Recently the prime minister hinted that business rates reform may be on the way as the momentum for change gathers momentum. Last week Lambert Smith Hampton responded to this by publishing a set of proposals that it would like to see included in any future legislation. Today the British Retail Consortium (BRC), which spent a large part of last year petitioning the government for a freeze in rates, presented its own proposals.
In a document entitled The Road to Reform, the industry body outlines four proposals, the most radical of which involves switching the property tax to one based on energy usage.
Under the BRC’s plans, businesses or landlords which take steps to cut their energy usage such as installing solar panels or recycling rainwater would face a lower charge than those with high energy usage – this could also go some way in tackling Britain’s forecasted power supply issues in the coming years.
The other proposals are based on rewarding employment, supporting successful businesses and modernising the existing system by introducing more frequent revaluations.
Helen Dickinson, director general of the BRC, says; “We have a once in a generation chance to fundamentally change the business rates system and the time is right to think creatively and in the best long term economic interests of the UK.”
The proposals have been welcomed by the British Property Federation (BPF), which agrees that a fundamental review of the current system is required. The BPF is particularly in favour of the suggestion that revaluations should be undertaken on a more frequent basis which will ensure that rates will better correspond with current rental values.
Chief executive Liz Peace said; “This report is a helpful contribution to the debate surrounding business rates and underlines the need for reform to help repair this broken tax.

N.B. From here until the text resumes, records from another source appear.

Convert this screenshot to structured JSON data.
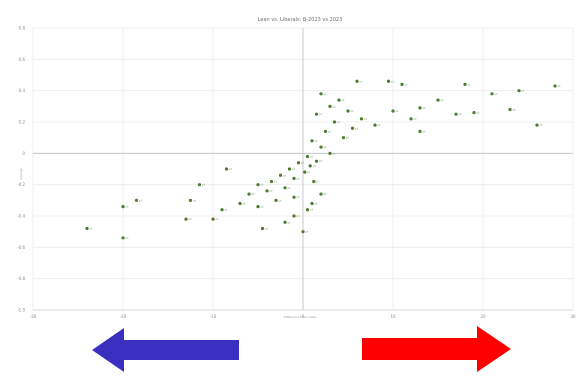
{
  "chart_data": {
    "type": "scatter",
    "title": "Lean vs. Liberals: B-2023 vs 2023",
    "xlabel": "Difference from mean",
    "ylabel": "Change",
    "xlim": [
      -30,
      30
    ],
    "ylim": [
      -1.0,
      0.8
    ],
    "x_ticks": [
      "-30",
      "-20",
      "-10",
      "0",
      "10",
      "20",
      "30"
    ],
    "y_ticks": [
      "0.8",
      "0.6",
      "0.4",
      "0.2",
      "0",
      "-0.2",
      "-0.4",
      "-0.6",
      "-0.8",
      "-1.0"
    ],
    "grid": true,
    "marker_color": "#4e7a2c",
    "points": [
      {
        "x": 6.0,
        "y": 0.46,
        "label": "pt"
      },
      {
        "x": 9.5,
        "y": 0.46,
        "label": "pt"
      },
      {
        "x": 11.0,
        "y": 0.44,
        "label": "pt"
      },
      {
        "x": 18.0,
        "y": 0.44,
        "label": "pt"
      },
      {
        "x": 28.0,
        "y": 0.43,
        "label": "pt"
      },
      {
        "x": 24.0,
        "y": 0.4,
        "label": "pt"
      },
      {
        "x": 21.0,
        "y": 0.38,
        "label": "pt"
      },
      {
        "x": 15.0,
        "y": 0.34,
        "label": "pt"
      },
      {
        "x": 23.0,
        "y": 0.28,
        "label": "pt"
      },
      {
        "x": 26.0,
        "y": 0.18,
        "label": "pt"
      },
      {
        "x": 13.0,
        "y": 0.29,
        "label": "pt"
      },
      {
        "x": 10.0,
        "y": 0.27,
        "label": "pt"
      },
      {
        "x": 17.0,
        "y": 0.25,
        "label": "pt"
      },
      {
        "x": 19.0,
        "y": 0.26,
        "label": "pt"
      },
      {
        "x": 12.0,
        "y": 0.22,
        "label": "pt"
      },
      {
        "x": 8.0,
        "y": 0.18,
        "label": "pt"
      },
      {
        "x": 13.0,
        "y": 0.14,
        "label": "pt"
      },
      {
        "x": 2.0,
        "y": 0.38,
        "label": "pt"
      },
      {
        "x": 4.0,
        "y": 0.34,
        "label": "pt"
      },
      {
        "x": 3.0,
        "y": 0.3,
        "label": "pt"
      },
      {
        "x": 5.0,
        "y": 0.27,
        "label": "pt"
      },
      {
        "x": 1.5,
        "y": 0.25,
        "label": "pt"
      },
      {
        "x": 6.5,
        "y": 0.22,
        "label": "pt"
      },
      {
        "x": 3.5,
        "y": 0.2,
        "label": "pt"
      },
      {
        "x": 5.5,
        "y": 0.16,
        "label": "pt"
      },
      {
        "x": 2.5,
        "y": 0.14,
        "label": "pt"
      },
      {
        "x": 4.5,
        "y": 0.1,
        "label": "pt"
      },
      {
        "x": 1.0,
        "y": 0.08,
        "label": "pt"
      },
      {
        "x": 2.0,
        "y": 0.04,
        "label": "pt"
      },
      {
        "x": 3.0,
        "y": 0.0,
        "label": "pt"
      },
      {
        "x": 0.5,
        "y": -0.02,
        "label": "pt"
      },
      {
        "x": 1.5,
        "y": -0.05,
        "label": "pt"
      },
      {
        "x": -0.5,
        "y": -0.06,
        "label": "pt"
      },
      {
        "x": 0.8,
        "y": -0.08,
        "label": "pt"
      },
      {
        "x": -1.5,
        "y": -0.1,
        "label": "pt"
      },
      {
        "x": 0.2,
        "y": -0.12,
        "label": "pt"
      },
      {
        "x": -2.5,
        "y": -0.14,
        "label": "pt"
      },
      {
        "x": -1.0,
        "y": -0.16,
        "label": "pt"
      },
      {
        "x": 1.2,
        "y": -0.18,
        "label": "pt"
      },
      {
        "x": -3.5,
        "y": -0.18,
        "label": "pt"
      },
      {
        "x": -5.0,
        "y": -0.2,
        "label": "pt"
      },
      {
        "x": -2.0,
        "y": -0.22,
        "label": "pt"
      },
      {
        "x": -4.0,
        "y": -0.24,
        "label": "pt"
      },
      {
        "x": -6.0,
        "y": -0.26,
        "label": "pt"
      },
      {
        "x": -8.5,
        "y": -0.1,
        "label": "pt"
      },
      {
        "x": -1.0,
        "y": -0.28,
        "label": "pt"
      },
      {
        "x": -3.0,
        "y": -0.3,
        "label": "pt"
      },
      {
        "x": -7.0,
        "y": -0.32,
        "label": "pt"
      },
      {
        "x": -5.0,
        "y": -0.34,
        "label": "pt"
      },
      {
        "x": -9.0,
        "y": -0.36,
        "label": "pt"
      },
      {
        "x": -11.5,
        "y": -0.2,
        "label": "pt"
      },
      {
        "x": -12.5,
        "y": -0.3,
        "label": "pt"
      },
      {
        "x": -10.0,
        "y": -0.42,
        "label": "pt"
      },
      {
        "x": -2.0,
        "y": -0.44,
        "label": "pt"
      },
      {
        "x": -4.5,
        "y": -0.48,
        "label": "pt"
      },
      {
        "x": 0.0,
        "y": -0.5,
        "label": "pt"
      },
      {
        "x": -1.0,
        "y": -0.4,
        "label": "pt"
      },
      {
        "x": -13.0,
        "y": -0.42,
        "label": "pt"
      },
      {
        "x": -18.5,
        "y": -0.3,
        "label": "pt"
      },
      {
        "x": -20.0,
        "y": -0.34,
        "label": "pt"
      },
      {
        "x": -24.0,
        "y": -0.48,
        "label": "pt"
      },
      {
        "x": -20.0,
        "y": -0.54,
        "label": "pt"
      },
      {
        "x": 0.5,
        "y": -0.36,
        "label": "pt"
      },
      {
        "x": 2.0,
        "y": -0.26,
        "label": "pt"
      },
      {
        "x": 1.0,
        "y": -0.32,
        "label": "pt"
      }
    ]
  },
  "arrows": {
    "left_color": "#3a2fbf",
    "right_color": "#ff0000"
  }
}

“The business community must now think widely about what reform should look like, and to seek a system that is fair, certain and efficient and which raises revenue without hampering growth.
“We hope to see the Chancellor commit to a fundamental review of business rates in the upcoming Budget.”
However, the proposals have not met with universal approval, with manufacturer’s organisation EEF saying that it would be unfair to the sector to switch to a tax based on energy usage.
Chief economist at the EEF, Lee Hopley, said; “We see no logic in linking taxes which fund local services with business energy consumption.
“Manufacturers already face a higher burden in terms of their energy costs as a result of a raft of green levies.
“That said, we do welcome the Government committing to review the business rates system; a range of issues have been identified with the current regime from the uprating mechanism to the administration.”